Performance profiling a new machine
When I work on a new machine, I like to get an understanding of it’s limitations. In this post I am looking at the jitter on the machine and the impact of busy waiting for a new PC I built this weekend. The specs for the machine are interesting but not the purpose of the post. Never the less they are:
- i7-3970X six core running at 4.5 GHz (with HT turned on)
- 32 GB of PC-1600 memory
- An OCZ RevoDrive 3, PCI SSD (actual write bandwidth of 600 MB/s)
- Ubuntu 13.04
Note: the OCZ RevoDrive is not officially supported on Linux, but is much cheaper than their models which are.
Tests for jitter
My micro jitter sampler looks at interrupts to a running thread. It is similar to jHiccup but instead of measuring how delayed a thread is in waking up, it measures how delays a thread gets once it has started running. Surprisingly how you run your threads impacts the sort of delays it will see once it wakes up.
This chart is a bit dense. It shows the number of interrupts of a range of time occurred within a CPU hour on average (each test was run for more than two clock hours) There raw data is available HERE
The interesting differences are in how binding to an isolated CPU and/or busy waiting threads are handled by the OS.
In the case of busy waiting, binding to an isolated core really helps reduce the higher latency gaps.
These tests were run at the same time. The only difference is that the “bound” thread was bound to an “isolcpus” CPU where the other CPU for that core was isolated as well. i.e. the whole core was isolated.
Fairly busy – 50%
In this case, the thread alternated between sampling for 1 milli-second and sleeping for 1 milli-second
The unbound 50% busy thread had much lower delays of 2 micro-seconds, but significantly more of longer delays.
Slightly busy – 10%
In this test, the sampler runs for 0.111 millis-seconds and sleeps for 1 milli-second. Even in this case, binding to an isolated CPU makes a difference.
Binding but not isolating – 10%
In this case, the bound thread was not isolated. It was bound to a CPU where the core wasn’t free and it was not isolated either. It would appear that binding alone makes little difference compared to unbound in this test.

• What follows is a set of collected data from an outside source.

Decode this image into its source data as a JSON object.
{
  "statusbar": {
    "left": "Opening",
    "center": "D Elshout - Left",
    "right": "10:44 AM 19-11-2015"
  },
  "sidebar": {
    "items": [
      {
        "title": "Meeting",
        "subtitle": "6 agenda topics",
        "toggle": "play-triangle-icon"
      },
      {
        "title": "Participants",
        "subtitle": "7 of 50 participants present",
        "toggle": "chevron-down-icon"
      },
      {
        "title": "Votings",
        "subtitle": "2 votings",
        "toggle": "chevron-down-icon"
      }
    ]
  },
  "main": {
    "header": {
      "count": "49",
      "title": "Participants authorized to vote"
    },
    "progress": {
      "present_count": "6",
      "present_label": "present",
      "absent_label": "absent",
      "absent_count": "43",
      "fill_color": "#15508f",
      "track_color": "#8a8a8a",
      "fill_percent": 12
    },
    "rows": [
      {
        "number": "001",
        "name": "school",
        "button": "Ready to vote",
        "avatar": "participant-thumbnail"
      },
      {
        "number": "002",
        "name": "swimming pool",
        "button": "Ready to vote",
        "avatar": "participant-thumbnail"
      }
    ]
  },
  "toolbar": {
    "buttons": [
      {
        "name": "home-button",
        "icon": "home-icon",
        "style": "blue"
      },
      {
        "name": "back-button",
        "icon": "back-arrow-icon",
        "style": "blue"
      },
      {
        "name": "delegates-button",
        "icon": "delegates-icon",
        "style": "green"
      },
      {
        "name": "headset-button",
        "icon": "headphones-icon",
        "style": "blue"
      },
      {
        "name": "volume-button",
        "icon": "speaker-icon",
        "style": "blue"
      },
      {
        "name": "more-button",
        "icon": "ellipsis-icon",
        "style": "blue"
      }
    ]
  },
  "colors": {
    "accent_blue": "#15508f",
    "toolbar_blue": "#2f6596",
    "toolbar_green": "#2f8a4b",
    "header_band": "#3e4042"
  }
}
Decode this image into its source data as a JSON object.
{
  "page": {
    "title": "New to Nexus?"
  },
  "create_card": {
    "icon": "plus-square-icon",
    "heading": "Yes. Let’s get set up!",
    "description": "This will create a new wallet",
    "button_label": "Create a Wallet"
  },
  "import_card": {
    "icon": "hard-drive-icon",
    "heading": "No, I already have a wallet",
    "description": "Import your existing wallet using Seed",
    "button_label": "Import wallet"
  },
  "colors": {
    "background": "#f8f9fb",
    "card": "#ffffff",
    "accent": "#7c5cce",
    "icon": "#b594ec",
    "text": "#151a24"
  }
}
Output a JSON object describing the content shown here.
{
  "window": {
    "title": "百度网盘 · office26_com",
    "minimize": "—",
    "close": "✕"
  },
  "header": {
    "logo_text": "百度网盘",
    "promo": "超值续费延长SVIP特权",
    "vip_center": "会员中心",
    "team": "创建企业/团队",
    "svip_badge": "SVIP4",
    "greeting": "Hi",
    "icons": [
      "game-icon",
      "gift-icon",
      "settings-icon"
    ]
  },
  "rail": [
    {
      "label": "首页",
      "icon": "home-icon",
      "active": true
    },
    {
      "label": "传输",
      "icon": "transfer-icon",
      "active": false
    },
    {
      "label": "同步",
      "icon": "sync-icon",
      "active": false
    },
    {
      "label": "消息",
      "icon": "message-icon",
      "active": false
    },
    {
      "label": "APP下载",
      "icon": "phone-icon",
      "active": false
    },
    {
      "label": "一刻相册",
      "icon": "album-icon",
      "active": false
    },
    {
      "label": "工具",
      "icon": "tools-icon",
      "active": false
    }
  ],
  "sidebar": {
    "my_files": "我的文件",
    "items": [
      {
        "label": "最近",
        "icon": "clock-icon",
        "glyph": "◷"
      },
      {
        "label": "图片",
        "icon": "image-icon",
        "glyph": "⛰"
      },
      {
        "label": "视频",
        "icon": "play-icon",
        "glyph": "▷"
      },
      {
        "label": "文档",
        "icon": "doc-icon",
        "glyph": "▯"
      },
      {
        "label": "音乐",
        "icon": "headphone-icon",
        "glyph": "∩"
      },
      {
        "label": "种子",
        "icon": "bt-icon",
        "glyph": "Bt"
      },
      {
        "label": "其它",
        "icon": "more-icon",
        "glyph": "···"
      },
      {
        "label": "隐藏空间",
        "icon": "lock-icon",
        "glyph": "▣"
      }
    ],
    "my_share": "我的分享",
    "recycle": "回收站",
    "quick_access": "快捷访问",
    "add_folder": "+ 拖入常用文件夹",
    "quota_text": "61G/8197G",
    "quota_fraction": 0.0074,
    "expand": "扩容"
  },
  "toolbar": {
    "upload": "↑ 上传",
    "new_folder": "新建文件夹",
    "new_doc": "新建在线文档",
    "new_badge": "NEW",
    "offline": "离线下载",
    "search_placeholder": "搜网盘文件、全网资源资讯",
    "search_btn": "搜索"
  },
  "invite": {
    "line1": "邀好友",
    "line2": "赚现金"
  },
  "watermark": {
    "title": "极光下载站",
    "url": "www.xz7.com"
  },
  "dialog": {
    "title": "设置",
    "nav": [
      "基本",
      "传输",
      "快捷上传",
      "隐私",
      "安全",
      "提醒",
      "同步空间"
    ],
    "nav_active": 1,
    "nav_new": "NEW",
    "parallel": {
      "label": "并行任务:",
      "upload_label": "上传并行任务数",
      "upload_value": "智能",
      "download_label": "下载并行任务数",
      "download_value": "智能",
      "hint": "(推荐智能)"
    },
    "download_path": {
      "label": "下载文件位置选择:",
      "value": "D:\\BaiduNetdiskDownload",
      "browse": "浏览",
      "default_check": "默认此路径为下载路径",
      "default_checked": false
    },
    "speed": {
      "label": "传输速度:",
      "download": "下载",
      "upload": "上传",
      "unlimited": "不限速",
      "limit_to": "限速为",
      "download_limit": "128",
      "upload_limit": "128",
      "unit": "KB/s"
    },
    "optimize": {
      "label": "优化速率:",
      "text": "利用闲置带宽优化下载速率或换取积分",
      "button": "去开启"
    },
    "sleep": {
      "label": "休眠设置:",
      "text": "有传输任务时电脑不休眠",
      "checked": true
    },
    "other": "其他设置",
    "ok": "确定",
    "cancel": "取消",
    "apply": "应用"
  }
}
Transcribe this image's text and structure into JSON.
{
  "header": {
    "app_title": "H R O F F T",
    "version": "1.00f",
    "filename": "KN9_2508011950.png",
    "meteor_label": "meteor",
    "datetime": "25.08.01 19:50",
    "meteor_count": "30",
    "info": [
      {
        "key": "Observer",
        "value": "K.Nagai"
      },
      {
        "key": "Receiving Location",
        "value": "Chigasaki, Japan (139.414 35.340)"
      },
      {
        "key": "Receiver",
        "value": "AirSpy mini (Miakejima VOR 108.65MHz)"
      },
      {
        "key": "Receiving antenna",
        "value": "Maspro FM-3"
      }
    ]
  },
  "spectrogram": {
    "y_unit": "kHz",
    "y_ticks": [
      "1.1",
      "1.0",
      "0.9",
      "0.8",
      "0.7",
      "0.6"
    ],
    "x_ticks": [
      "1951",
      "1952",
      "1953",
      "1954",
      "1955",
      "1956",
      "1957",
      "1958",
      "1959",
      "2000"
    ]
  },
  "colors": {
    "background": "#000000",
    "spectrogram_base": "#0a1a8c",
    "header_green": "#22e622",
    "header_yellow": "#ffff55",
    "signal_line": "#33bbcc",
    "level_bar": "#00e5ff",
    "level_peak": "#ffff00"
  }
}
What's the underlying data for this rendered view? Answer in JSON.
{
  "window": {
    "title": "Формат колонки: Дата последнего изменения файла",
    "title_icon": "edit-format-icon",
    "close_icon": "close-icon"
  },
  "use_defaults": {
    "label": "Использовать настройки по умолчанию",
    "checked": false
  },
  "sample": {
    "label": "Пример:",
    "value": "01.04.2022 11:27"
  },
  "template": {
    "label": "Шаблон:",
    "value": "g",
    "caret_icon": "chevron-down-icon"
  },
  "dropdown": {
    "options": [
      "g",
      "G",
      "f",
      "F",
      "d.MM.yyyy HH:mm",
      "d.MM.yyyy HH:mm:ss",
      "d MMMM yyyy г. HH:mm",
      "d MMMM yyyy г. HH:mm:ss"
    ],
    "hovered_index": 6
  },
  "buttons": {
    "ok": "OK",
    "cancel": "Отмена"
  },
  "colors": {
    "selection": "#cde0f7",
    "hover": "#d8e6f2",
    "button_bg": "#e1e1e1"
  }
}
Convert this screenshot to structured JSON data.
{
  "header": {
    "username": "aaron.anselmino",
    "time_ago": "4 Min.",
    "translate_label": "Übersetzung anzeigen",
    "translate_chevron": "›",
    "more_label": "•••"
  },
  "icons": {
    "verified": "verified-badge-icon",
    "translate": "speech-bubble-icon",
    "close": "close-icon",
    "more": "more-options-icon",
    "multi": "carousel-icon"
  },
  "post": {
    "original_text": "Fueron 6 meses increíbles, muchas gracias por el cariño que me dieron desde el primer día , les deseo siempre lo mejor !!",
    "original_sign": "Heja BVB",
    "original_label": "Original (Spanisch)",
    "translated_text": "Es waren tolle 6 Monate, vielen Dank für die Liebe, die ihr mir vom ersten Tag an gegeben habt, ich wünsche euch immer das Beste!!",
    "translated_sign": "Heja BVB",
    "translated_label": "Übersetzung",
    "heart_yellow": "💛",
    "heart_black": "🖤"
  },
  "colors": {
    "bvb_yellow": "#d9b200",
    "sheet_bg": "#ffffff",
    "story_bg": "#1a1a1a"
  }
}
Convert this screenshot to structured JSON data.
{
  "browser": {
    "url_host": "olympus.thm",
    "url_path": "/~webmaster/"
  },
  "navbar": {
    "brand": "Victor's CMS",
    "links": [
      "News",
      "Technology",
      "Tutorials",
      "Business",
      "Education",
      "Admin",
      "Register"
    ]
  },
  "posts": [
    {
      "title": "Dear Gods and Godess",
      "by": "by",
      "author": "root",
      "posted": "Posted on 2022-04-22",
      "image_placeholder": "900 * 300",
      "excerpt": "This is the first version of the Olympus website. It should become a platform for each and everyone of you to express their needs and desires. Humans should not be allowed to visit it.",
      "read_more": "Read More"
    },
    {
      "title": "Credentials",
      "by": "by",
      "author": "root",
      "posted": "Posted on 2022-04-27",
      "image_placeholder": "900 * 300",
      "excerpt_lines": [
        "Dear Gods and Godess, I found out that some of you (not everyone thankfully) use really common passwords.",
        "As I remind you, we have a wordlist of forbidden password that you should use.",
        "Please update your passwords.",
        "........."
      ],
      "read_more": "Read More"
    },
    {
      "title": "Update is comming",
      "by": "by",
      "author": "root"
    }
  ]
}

Comparing bound and isolated threads
Something I have seen before, but I find a little strange is that if you give up the CPU your thread performs badly when it wakes up. Previously I had put this down the caches not being warmed up, but the code does very little access to memory and the code is very short so it is still possible but unlikely. The peak at 20 micro-seconds at one million per hour could be due to a delay which happens on every forth wake up. It is about 90,000 clock cycles which seems like a lot for a cache miss.
Comparing unbound threads
In this chart, it suggest it really helps to be greedy of the CPU even if you are not bound. Busy threads get interrupted less. It is hard to say that 50% busy is better than 10% busy. It might be, but a longer test would be needed (I would say it’s within the margin of error)
Using thread affinity, without isolating the CPU doesn’t appear to help much on this system. I suspect this is true of other versions of Linux and even Windows. Where affinity and isolation helps, it may still make sense to busy wait as it appears the scheduler will interrupt the thread less often if you do.